State-of-the-art seafood processing plant opened in Bluff
In mid-April Ngāi Tahu Seafood officially opened a new purpose-built processing facility in Bluff.
Officially opened by Tā Tipene O’Regan (Upoko of Awarua Rūnanga), the plant symbolises the return of Ngāi Tahu to the waterfront, this time as significant commercial players in the port.
“This plant marks a very important phase of our development in the fisheries sector.

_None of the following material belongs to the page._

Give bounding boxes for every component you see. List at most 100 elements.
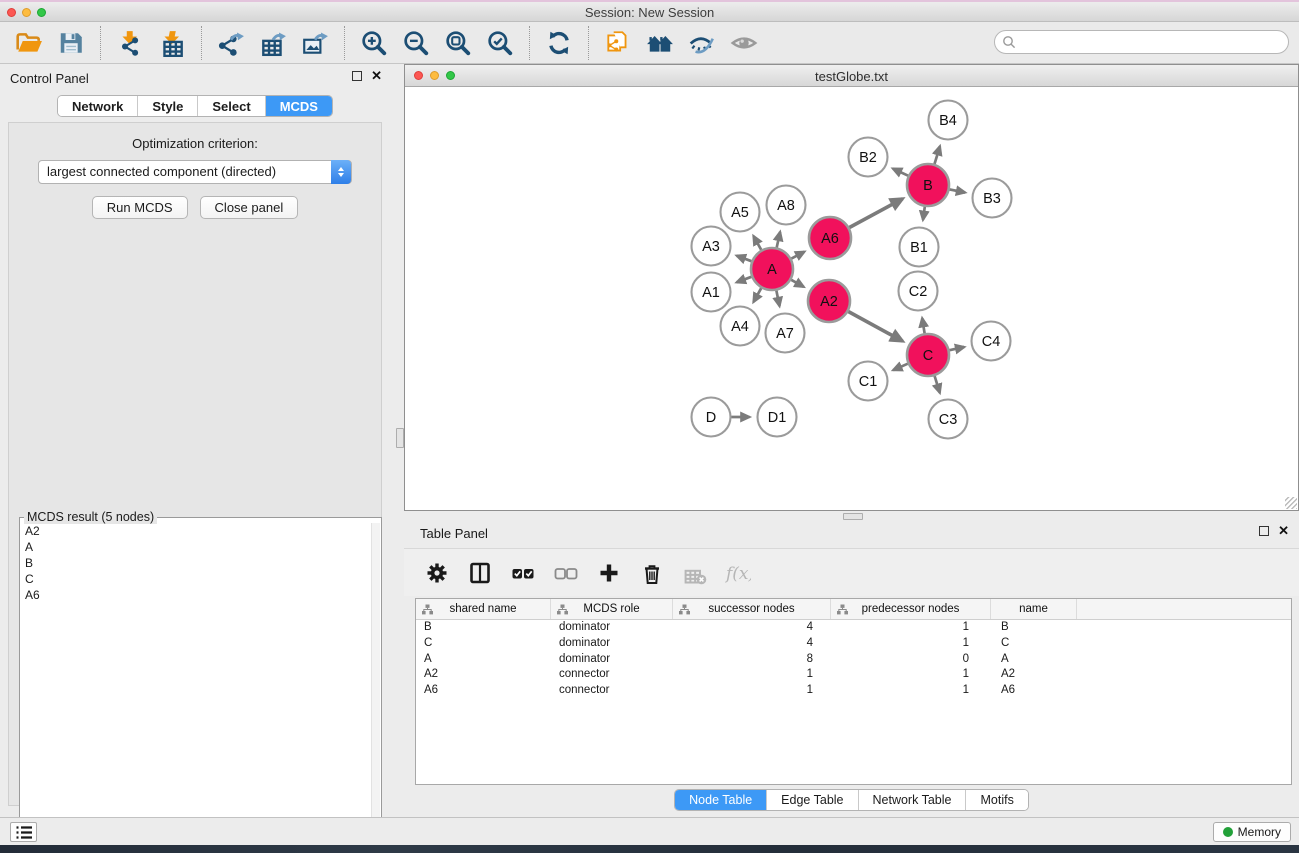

It is probably the biggest plant we have ever owned and it something we have designed and built ourselves as a people,” says Tā Tipene.
The new facility represents a significant investment in the local community and wider Southland district and it is expected to provide new employment opportunities.
Craig Ellison (Ngāi Tahu – Ōtākou), Chair, Ngāi Tahu Seafood says the plant shows Ngāi Tahu Seafood has made a commitment to Bluff today and into the future.
“We have opened a state-of-the-art processing plant that represents us as a people,” he says.
The company has operated in Bluff since 1992 in a number of used facilities (three in total).
In 2013 the decision was made to build a new purpose-built facility which would be future proofed to enable for expansion for all species and formats such as live fish, crustaceans and shellfish and / or fresh chilled and frozen products.
The plant, which can be further extended in the future if required, currently lands and processes about 50% of the company’s high value quota portfolio, including blue cod, Bluff oysters, crayfish and pāua.
Craig Ellison says the factory has better capacity for holding lobster along with a very smart room for processing and grading oysters that will ensure top quality is maintained. Greater storage capacity is also provided and the facility includes excellent staff facilities.
Joseph Thomas (Ngāti Mutunga o Wharekauri, Te Ati Awa), CEO, Ngāi Tahu Seafood says it was a very proud day for the company and for the wider Ngāi Tahu whānau.
“This plant gives us confidence to grow, it gives us an environment where we can keep our employees and our team safe, and it means we can work with our catch team to bring in a high quality product that we can take to the end market,” he says.
“In line with our tribal whakataukī, mō tātou, a, mō kā uri a muri ake nei, the new plant build represents a long term investment for the organisation, for our fishers and the community as a whole; and we have every confidence that this will operate for many years to come,” says Craig Ellison.